Sunday, April 5, 2015

Review: The Book of Mormon

If you haven't heard of The Book of Mormon, you aren't really in tune with the Broadway scene. I'm serious. The show has won major awards since opening on Broadway in 2011 and has set ticket sale records for good reason. It's hilarious, smart and entertaining from start to finish.

The satirical piece follows two Mormon missionary companions to Uganda. From their start at missionary camp through to the end of the story, there were laughs and 'I can't believe they just did that' moments. Elder Price and Elder Cunningham are two mismatched missionaries. Price is an overachieving overly-confident kid who believes he is God's gift to the world while Cunningham is a weird socially awkward guy with no friends and a penchant for lying. The two are sent to Uganda (much to Price's dismay because he wanted to be sent to Orlando) and well...if the jokes about Mormonism weren't un-PC enough, the jokes about Africa could take an easily offended person right over the edge.

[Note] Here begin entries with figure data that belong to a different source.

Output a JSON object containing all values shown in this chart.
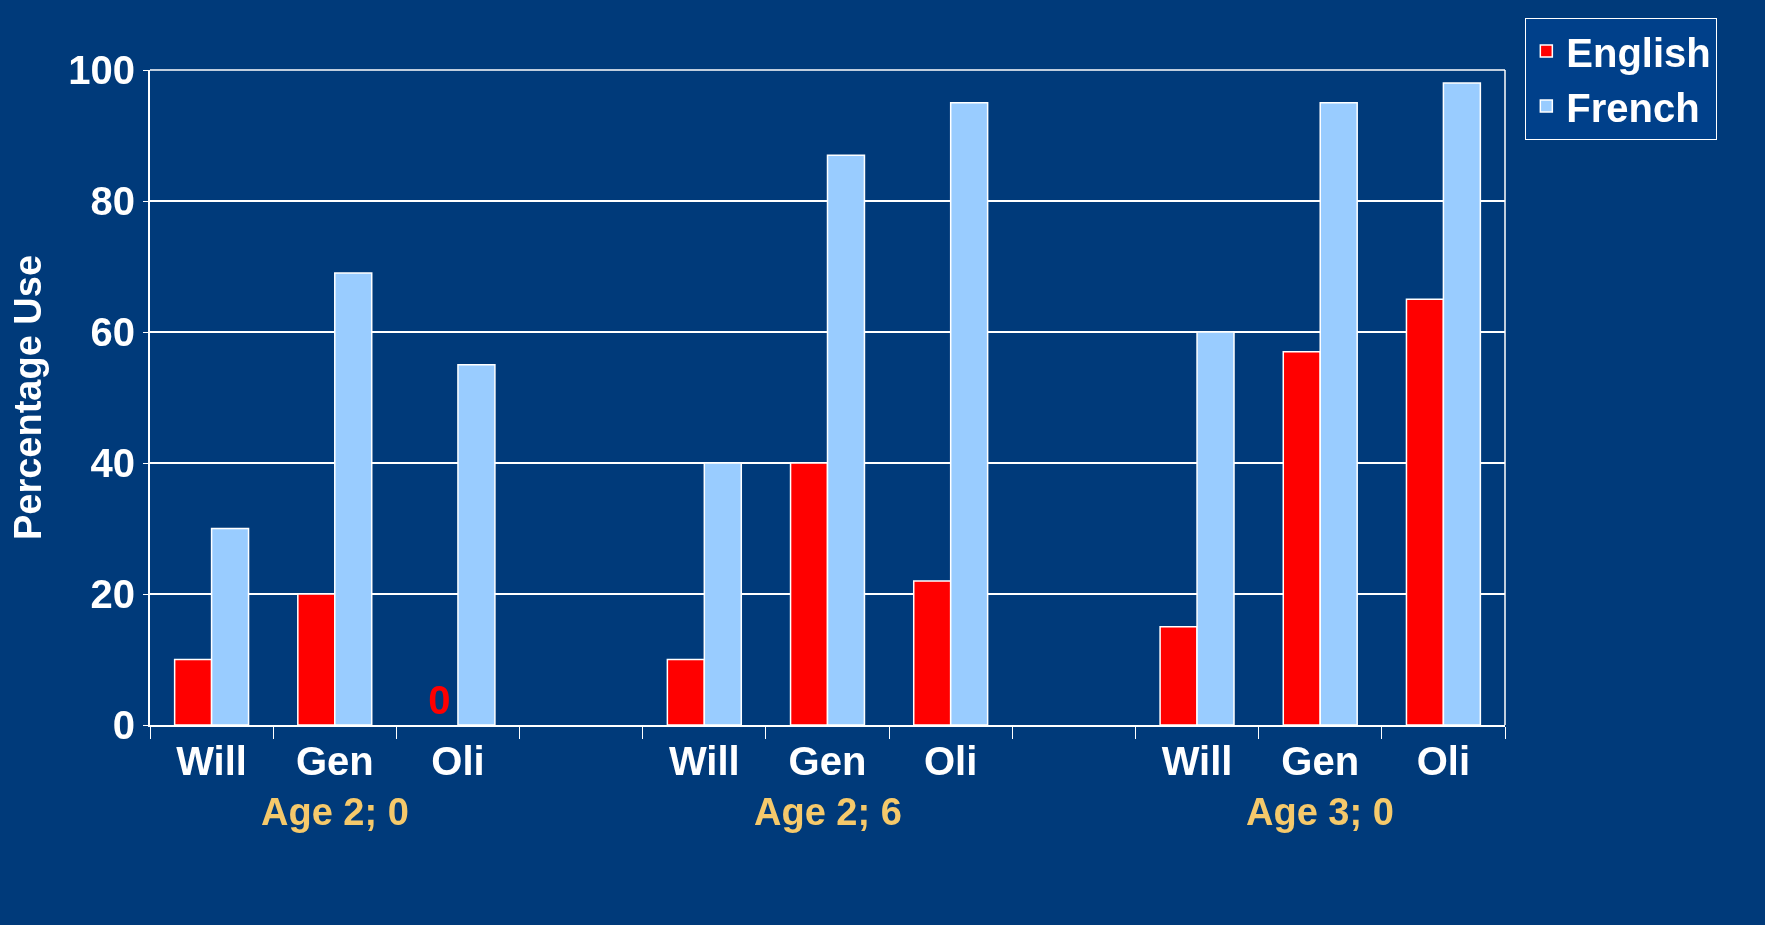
{
  "chart_data": {
    "type": "bar",
    "ylabel": "Percentage Use",
    "categories": [
      "Will",
      "Gen",
      "Oli",
      null,
      "Will",
      "Gen",
      "Oli",
      null,
      "Will",
      "Gen",
      "Oli"
    ],
    "series": [
      {
        "name": "English",
        "color": "#ff0000",
        "values": [
          10,
          20,
          0,
          null,
          10,
          40,
          22,
          null,
          15,
          57,
          65
        ],
        "value_labels": [
          null,
          null,
          "0",
          null,
          null,
          null,
          null,
          null,
          null,
          null,
          null
        ]
      },
      {
        "name": "French",
        "color": "#99ccff",
        "values": [
          30,
          69,
          55,
          null,
          40,
          87,
          95,
          null,
          60,
          95,
          98
        ]
      }
    ],
    "annotations": [
      "Age 2; 0",
      "Age 2; 6",
      "Age 3; 0"
    ],
    "ylim": [
      0,
      100
    ],
    "yticks": [
      0,
      20,
      40,
      60,
      80,
      100
    ],
    "grid": "y",
    "legend": "top right"
  }
}
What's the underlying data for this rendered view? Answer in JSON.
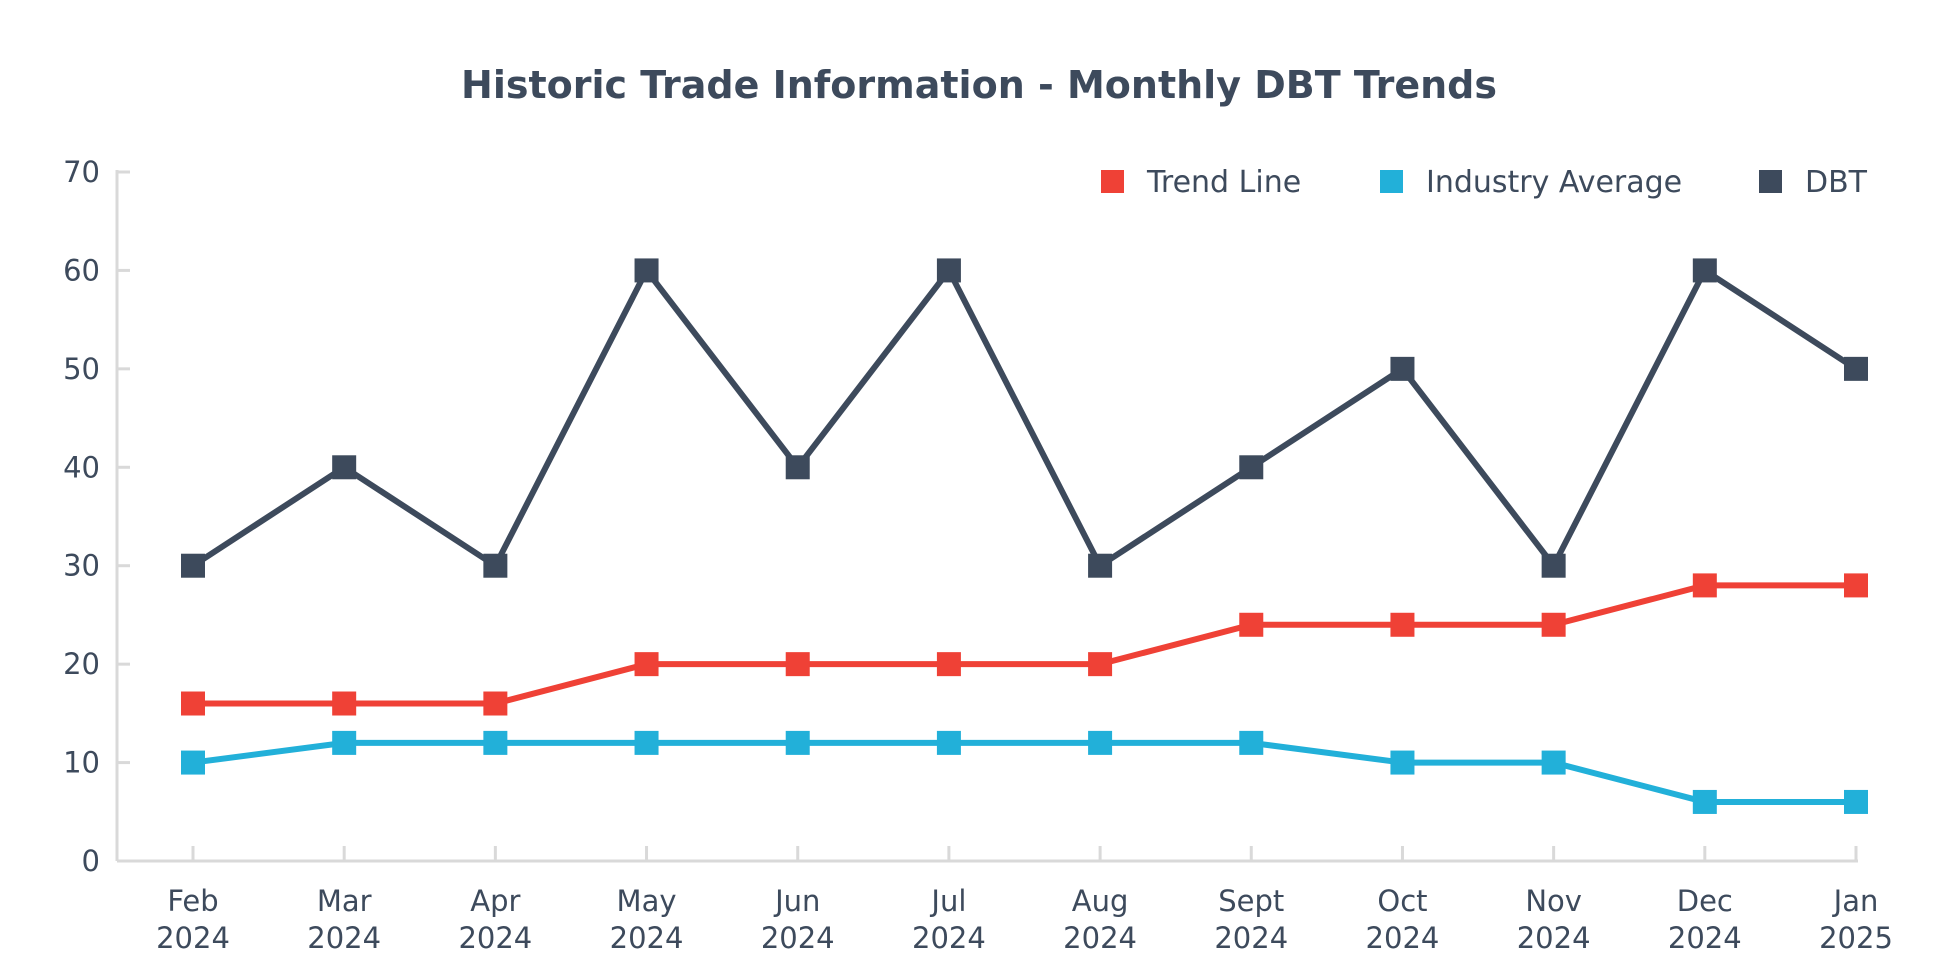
{
  "chart_data": {
    "type": "line",
    "title": "Historic Trade Information - Monthly DBT Trends",
    "xlabel": "",
    "ylabel": "",
    "ylim": [
      0,
      70
    ],
    "yticks": [
      0,
      10,
      20,
      30,
      40,
      50,
      60,
      70
    ],
    "grid": false,
    "legend_position": "top-right",
    "categories": [
      [
        "Feb",
        "2024"
      ],
      [
        "Mar",
        "2024"
      ],
      [
        "Apr",
        "2024"
      ],
      [
        "May",
        "2024"
      ],
      [
        "Jun",
        "2024"
      ],
      [
        "Jul",
        "2024"
      ],
      [
        "Aug",
        "2024"
      ],
      [
        "Sept",
        "2024"
      ],
      [
        "Oct",
        "2024"
      ],
      [
        "Nov",
        "2024"
      ],
      [
        "Dec",
        "2024"
      ],
      [
        "Jan",
        "2025"
      ]
    ],
    "series": [
      {
        "name": "Trend Line",
        "color": "#ef4136",
        "values": [
          16,
          16,
          16,
          20,
          20,
          20,
          20,
          24,
          24,
          24,
          28,
          28
        ]
      },
      {
        "name": "Industry Average",
        "color": "#22b0d9",
        "values": [
          10,
          12,
          12,
          12,
          12,
          12,
          12,
          12,
          10,
          10,
          6,
          6
        ]
      },
      {
        "name": "DBT",
        "color": "#3d4a5c",
        "values": [
          30,
          40,
          30,
          60,
          40,
          60,
          30,
          40,
          50,
          30,
          60,
          50
        ]
      }
    ],
    "draw_order": [
      "DBT",
      "Trend Line",
      "Industry Average"
    ]
  }
}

Luckily I'm not that easily offended. Most of the points that the creators were making were valid, even though they were done in a way that may not have been PC for most. I don't know enough, or really anything about Mormonism (besides the mission and the full bodied underwear they have to wear) to really discuss any of the criticisms in detail, but understand enough to know that - yeah, it does seem strange that Joseph Smith never showed anyone the gold plates. WHERE ARE THE GOLD PLATES. It was facts like that that the creators of the show really hammered into.

I was really surprised how well they balanced the awful things that have happened in Africa (i.e. female circumcision, widespread AIDS, and warlord suppression of people) with humour. It was probably because they cut that tension right away with the first song when the missionaries arrived in Africa called Hasa Diga Eebowai. A saying that has the same purpose as Hakuna Matata from The Lion King, but then it turns out that when the Africans are feeling bad and upset the thing that they are saying to make themselves feel better was translated to 'F you God'. Much to the horror or the missionaries.

When we left the theatre, I expected to see some horrified faces. We are living in one of the most conservative places in the country, so it wouldn't be too odd to see a few, but this audience didn't seem to phased by the whole thing. Maybe those people stayed away. The full run of the show, brought to us by Broadway Across Canada, in Calgary was sold out months before it arrived.

If you ever get the chance to see The Book of Mormon, do it. You will not be disappointed.*

Verdict: 4.3 Stars


*Unless of course you are a Mormon, in which case, I would suggest you not see it because you will most definitely be offended.